The United States Department of Justice has opened an investigation into the Austin, Texas-based Cassava Sciences regarding allegations that the company falsified data to support simufilam, its drug candidate for Alzheimer’s disease. The probe could swing both ways, leading to criminal charges or end with no resulting lawsuit.
The probe, revealed in an exclusive report by Reuters, will be led by investigators experienced in determining whether or not entities have defrauded consumers, investors or government agencies, according to two unnamed sources.
Cassava, through its lawyer, denies wrongdoing: “To be clear: Cassava Sciences vehemently denies any and all allegations of wrongdoing,” Kate Watson Moss, the company’s representing lawyer, told Reuters in an emailed statement. She added that Cassava “has never been charged with a crime, and for good reason - Cassava Sciences has never engaged in criminal conduct.”
A spokesperson from the DOJ declined to comment on the matter.
Cassava’s woes started in August last year when Labaton Sucharow, a shareholder rights law firm, submitted a citizen’s petition to the U.S. Food and Drug Administration alleging that the company, through its SVP of neuroscience Dr. Lindsay Burns and scientific advisor Dr. Hoau-Yan Wang, fabricated data to support simufilam.

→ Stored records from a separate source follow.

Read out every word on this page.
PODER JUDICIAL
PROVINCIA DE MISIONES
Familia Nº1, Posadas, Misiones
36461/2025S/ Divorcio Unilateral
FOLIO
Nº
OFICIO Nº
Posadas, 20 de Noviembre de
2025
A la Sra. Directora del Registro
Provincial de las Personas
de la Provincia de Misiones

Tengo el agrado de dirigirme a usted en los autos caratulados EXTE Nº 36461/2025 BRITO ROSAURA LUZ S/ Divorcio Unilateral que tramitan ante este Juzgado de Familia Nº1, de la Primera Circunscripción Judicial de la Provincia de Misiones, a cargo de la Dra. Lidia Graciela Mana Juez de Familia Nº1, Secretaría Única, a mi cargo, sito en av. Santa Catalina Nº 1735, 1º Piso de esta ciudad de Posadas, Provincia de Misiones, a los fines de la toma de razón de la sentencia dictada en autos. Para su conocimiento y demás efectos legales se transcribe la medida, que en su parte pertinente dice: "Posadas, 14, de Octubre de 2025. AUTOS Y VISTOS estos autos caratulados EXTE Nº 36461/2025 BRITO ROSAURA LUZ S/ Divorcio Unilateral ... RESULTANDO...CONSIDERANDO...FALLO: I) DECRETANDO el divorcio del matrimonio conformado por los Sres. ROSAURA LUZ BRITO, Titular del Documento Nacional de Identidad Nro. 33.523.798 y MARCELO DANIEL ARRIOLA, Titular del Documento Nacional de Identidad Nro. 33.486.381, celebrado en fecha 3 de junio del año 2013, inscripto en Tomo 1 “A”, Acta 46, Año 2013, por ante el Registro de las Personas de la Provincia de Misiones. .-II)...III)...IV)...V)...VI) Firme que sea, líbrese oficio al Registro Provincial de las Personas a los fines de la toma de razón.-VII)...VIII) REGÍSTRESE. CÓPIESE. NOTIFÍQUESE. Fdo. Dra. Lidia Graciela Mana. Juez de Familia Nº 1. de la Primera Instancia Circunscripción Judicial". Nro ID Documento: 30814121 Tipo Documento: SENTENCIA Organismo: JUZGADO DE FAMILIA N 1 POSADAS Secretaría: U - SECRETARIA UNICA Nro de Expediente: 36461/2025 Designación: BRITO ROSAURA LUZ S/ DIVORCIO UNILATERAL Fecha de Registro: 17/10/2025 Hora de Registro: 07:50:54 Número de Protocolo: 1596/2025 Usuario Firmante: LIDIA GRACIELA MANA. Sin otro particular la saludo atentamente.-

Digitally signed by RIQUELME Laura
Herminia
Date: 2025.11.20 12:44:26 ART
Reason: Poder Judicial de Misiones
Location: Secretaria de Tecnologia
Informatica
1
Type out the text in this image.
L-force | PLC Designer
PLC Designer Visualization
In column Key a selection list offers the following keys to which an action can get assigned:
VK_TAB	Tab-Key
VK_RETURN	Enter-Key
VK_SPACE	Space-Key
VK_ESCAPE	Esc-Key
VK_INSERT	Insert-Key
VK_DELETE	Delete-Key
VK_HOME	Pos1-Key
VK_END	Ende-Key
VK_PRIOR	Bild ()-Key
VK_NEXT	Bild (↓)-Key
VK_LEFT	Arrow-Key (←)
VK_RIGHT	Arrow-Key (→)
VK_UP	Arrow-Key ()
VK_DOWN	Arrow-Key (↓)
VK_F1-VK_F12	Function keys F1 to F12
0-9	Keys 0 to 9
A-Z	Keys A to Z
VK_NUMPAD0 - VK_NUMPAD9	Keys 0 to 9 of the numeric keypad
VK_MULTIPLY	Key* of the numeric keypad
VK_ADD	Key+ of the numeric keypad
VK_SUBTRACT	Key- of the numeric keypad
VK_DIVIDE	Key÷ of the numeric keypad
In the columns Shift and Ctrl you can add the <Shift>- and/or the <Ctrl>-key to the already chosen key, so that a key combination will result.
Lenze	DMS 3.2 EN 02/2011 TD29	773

At the time, Jordan Thomas, partner and chair of the whistleblower representation practice at the New York-based law firm, wrote: “The volume of problematic material uncovered in publicly available sources indicates a thorough audit would likely unveil significant additional scientific misconduct and data manipulation.” In line with this, Thomas asked regulatory bodies to stop Cassava’s trials.
In filing the petition to the FDA, Jordan was representing two doctors: Geoffrey Pitt, cardiologist and professor at Weill Cornell Medicine, and David Bredt, former chief of neuroscience research at Eli Lilly and Johnson & Johnson. At the core of the fabrication allegations were Western blot images which the petitioners said bore obvious evidence of photo manipulation.
Three months later, in November, the U.S. Securities and Exchange Commission acted on Thomas’ allegations and opened an investigation into Cassava. In response, the company threw out its own allegations, accusing both Bredt and Pitt of being short-sellers—those who bet on and profit from a drop in stock prices. In February this year, the FDA denied the citizen petition.
Still, Cassava’s simufilam problems continue. In April, a New York Times article brought to light a series of paper retractions by Wang. The studies, published in the peer-reviewed open-access server PLoS One, were flagged by the journal’s staff for having “serious concerns about the integrity and reliability of the results.” Two of these papers were co-written by Burns and focused on a brain protein that simufilam targets.
These retractions set off a series of reviews of Wang’s papers in other journals. While many have found no evidence of tampering, the German multinational publisher Springer ended up pulling another of Wang’s papers over issues surrounding its Western blot images.
Simufilam is an oral small molecule drug that addresses Alzheimer’s by undoing alterations in the shape and function of the brain scaffolding protein filamin A. Scientists have posited that abnormalities in filamin A could compromise normal neuronal function, giving rise to the typical Alzheimer’s pathology.